Et puis, est apparue, dans ce jardin, grâce aussi à cette corde à linge, excusez-moi du peu, l'idée d'une certaine partition entre un certain usage de l'espace et des plantations existantes.
Quelques romarins, sauges et menthe, un peu disséminés, dessinaient, cependant une première division à l'intérieur du lieu entre ce qui pouvait être la partie fructifiante et luxuriante, du jardin et sa partie fonctionnelle.
La corde à linge était assez symboliquement, le lieu de la césure, le lieu du partage.
Les vêtements tombant à la verticale, les linges de couleurs vives, annonçaient la marge, le rideau de scène, derrière lequel se déployait la masse des plantes.
En restaurant la légitimité de cette corde, j'ai confirmé définitivement cette ordonnance diagonale.
J'avais apporté avec moi, une boussole sous-marine, avec l'idée de m'orienter sous l'eau, mais la froidure de l'océan m'avait dissuadé d'aller chercher en plongée, des paysages incertains.
L'inutilité de l'objet, m'a naturellement porté à lui trouver, une nouvelle vocation de vérification géométrale, et je soumis l'angle pris par le nouveau poteau, substitut du lilas, avec la direction du mur opposé et donc de la corde, à la sensibilité de ma boussole...

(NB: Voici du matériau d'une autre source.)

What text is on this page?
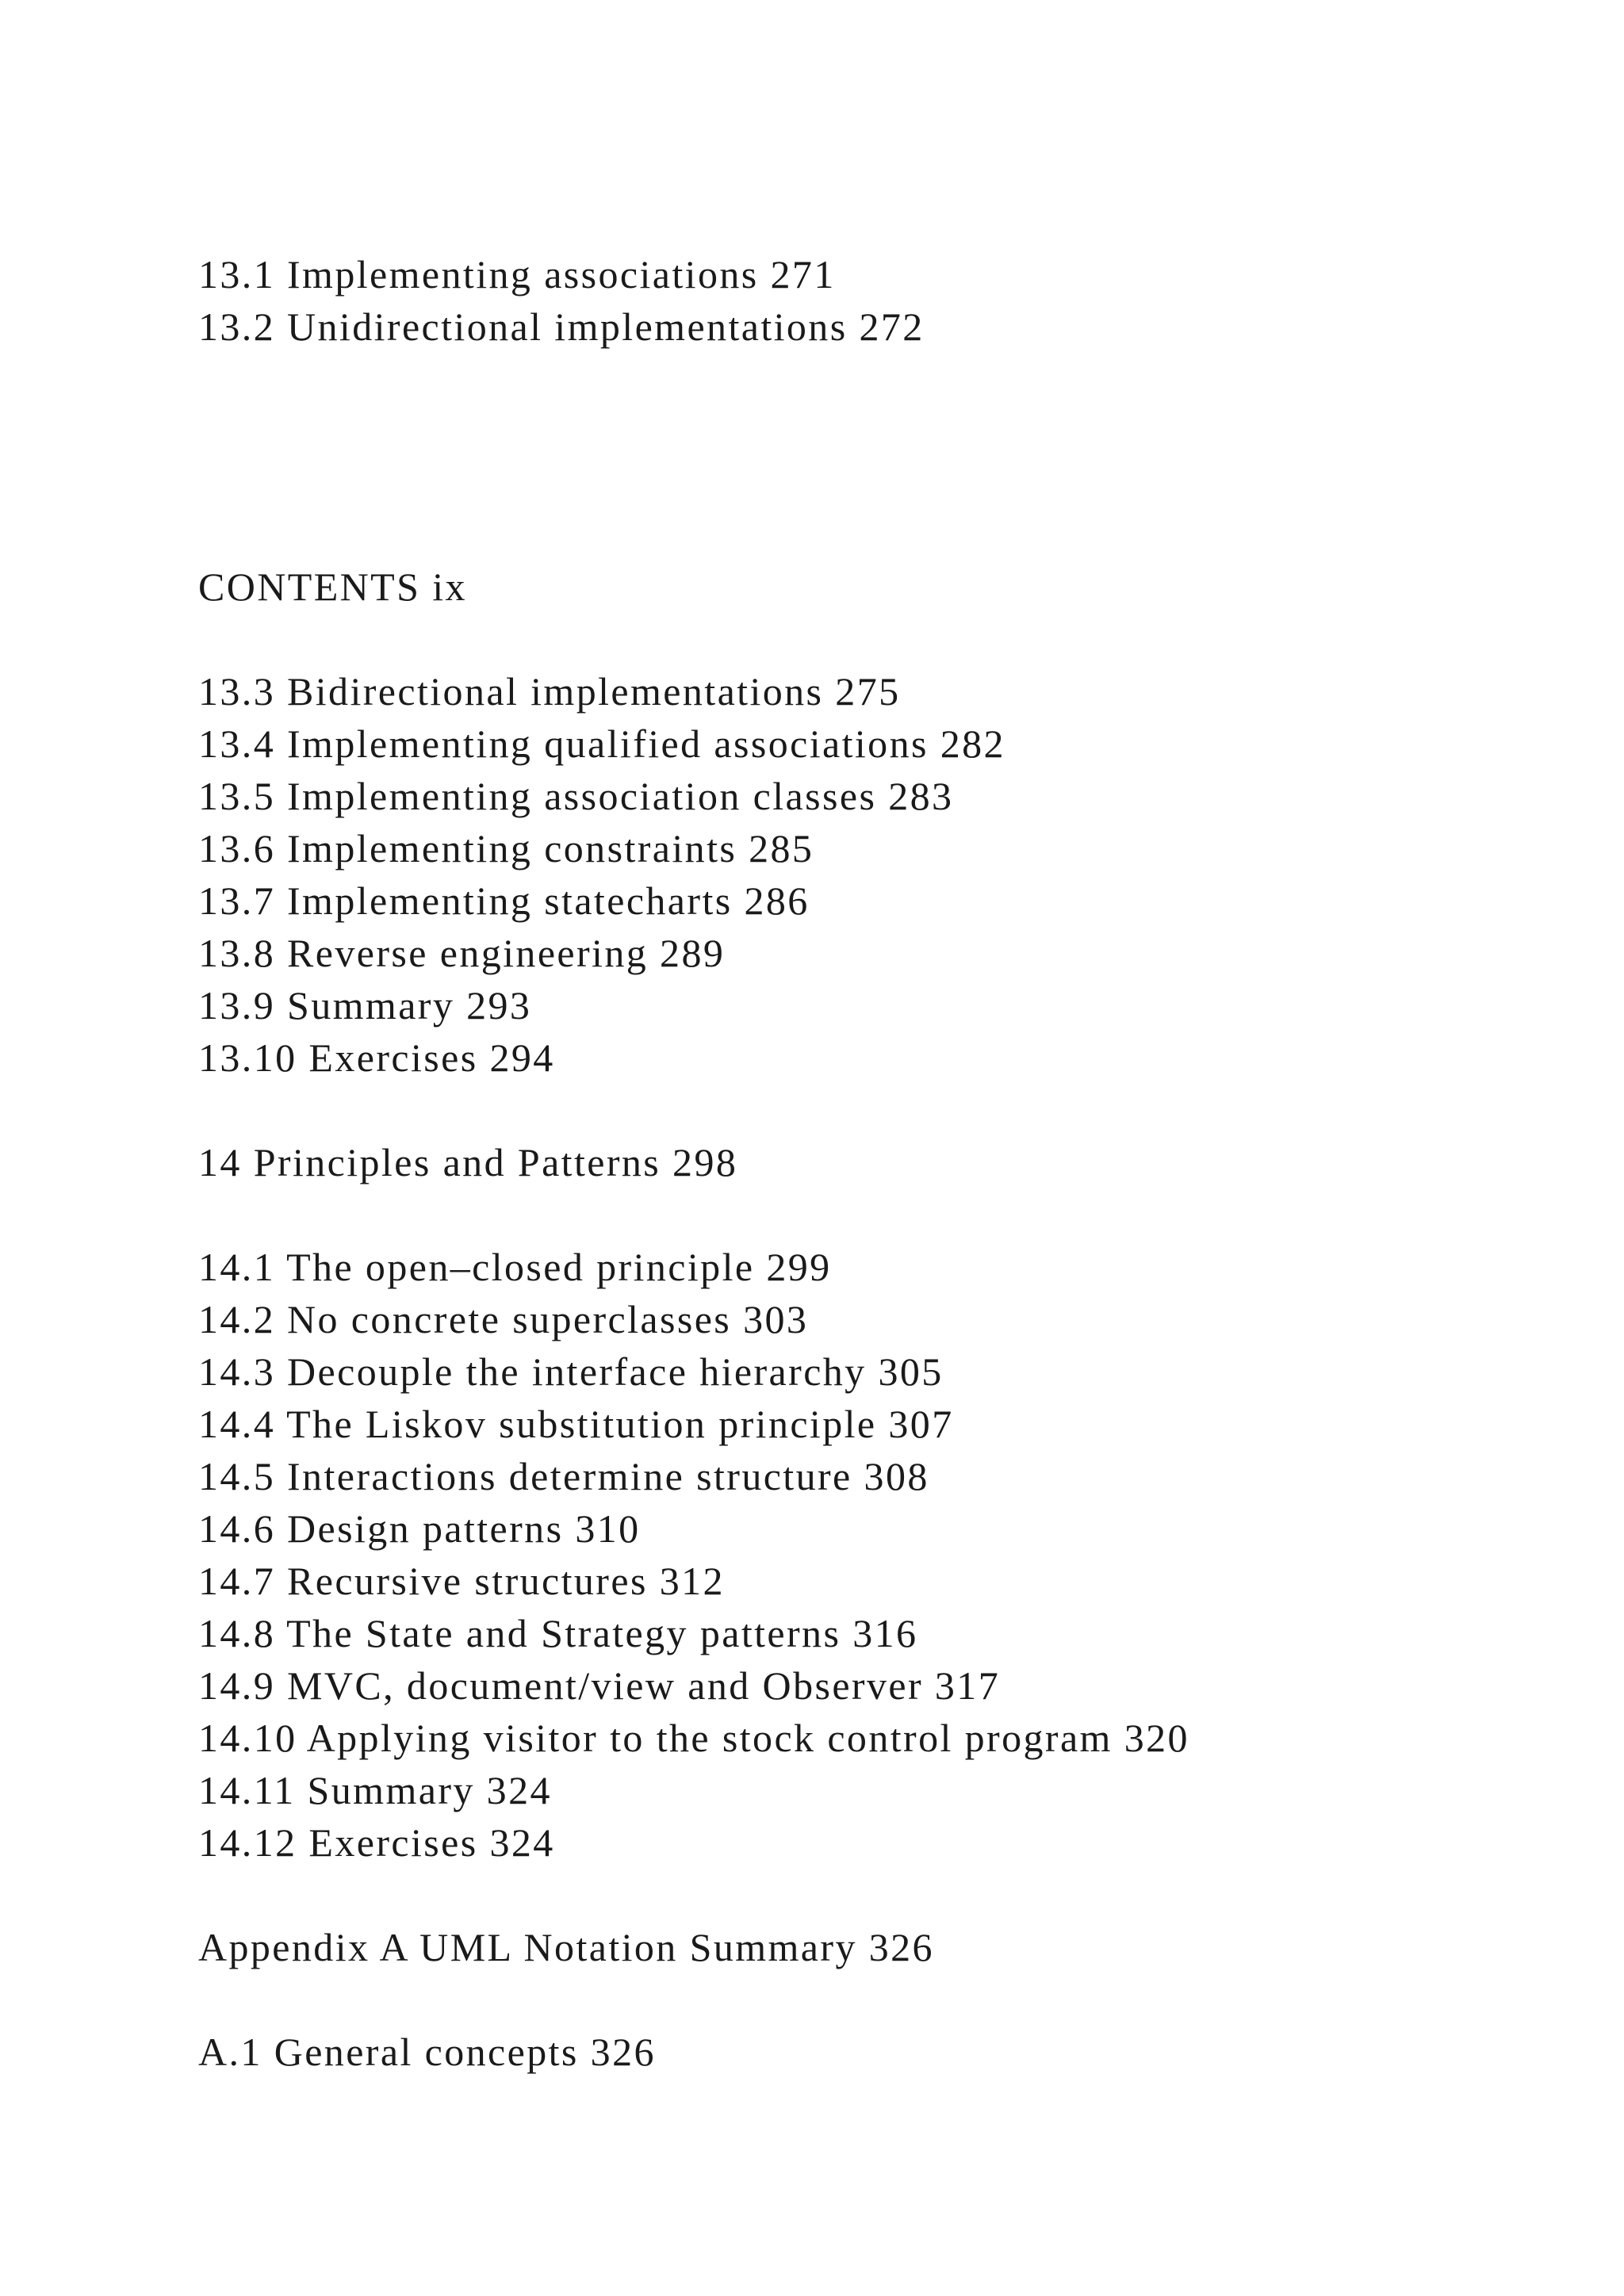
13.1 Implementing associations 271

13.2 Unidirectional implementations 272

CONTENTS ix

13.3 Bidirectional implementations 275

13.4 Implementing qualified associations 282

13.5 Implementing association classes 283

13.6 Implementing constraints 285

13.7 Implementing statecharts 286

13.8 Reverse engineering 289

13.9 Summary 293

13.10 Exercises 294

14 Principles and Patterns 298

14.1 The open–closed principle 299

14.2 No concrete superclasses 303

14.3 Decouple the interface hierarchy 305

14.4 The Liskov substitution principle 307

14.5 Interactions determine structure 308

14.6 Design patterns 310

14.7 Recursive structures 312

14.8 The State and Strategy patterns 316

14.9 MVC, document/view and Observer 317

14.10 Applying visitor to the stock control program 320

14.11 Summary 324

14.12 Exercises 324

Appendix A UML Notation Summary 326

A.1 General concepts 326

Mais avant, je dois dire que j'ai exagéré, dans ma narration, la simplicité géométrique du jardin.
L'un des angles, celui que constitue la maison, est plus marqué que les autres parce qu'il forme lui-même, un redan avec la maison mitoyenne et par la même, s'épaissit et se contreforte.
Il se passait maintenant, quelque chose entre le vide nouveau de cette fenêtre ouverte sur la campagne et la maison,... une sorte de tension très évocatrice.
Je voulais donc vérifier si la nouvelle ligne que nous venions de tendre avait une quelconque pertinence.
Là encore, la chance jouant avec moi, la direction de la corde, était parfaitement orientée d'Est en Ouest.
En d'autres circonstances, sur d'autres projets, j'aurais trouvé cette conjoncture un peu dérisoire, mais j'étais sur une île, au milieu de l'océan Atlantique, là où le sens de l'orientation, celle du soleil levant et couchant, celle des vents dominants devient important et parfois vitale.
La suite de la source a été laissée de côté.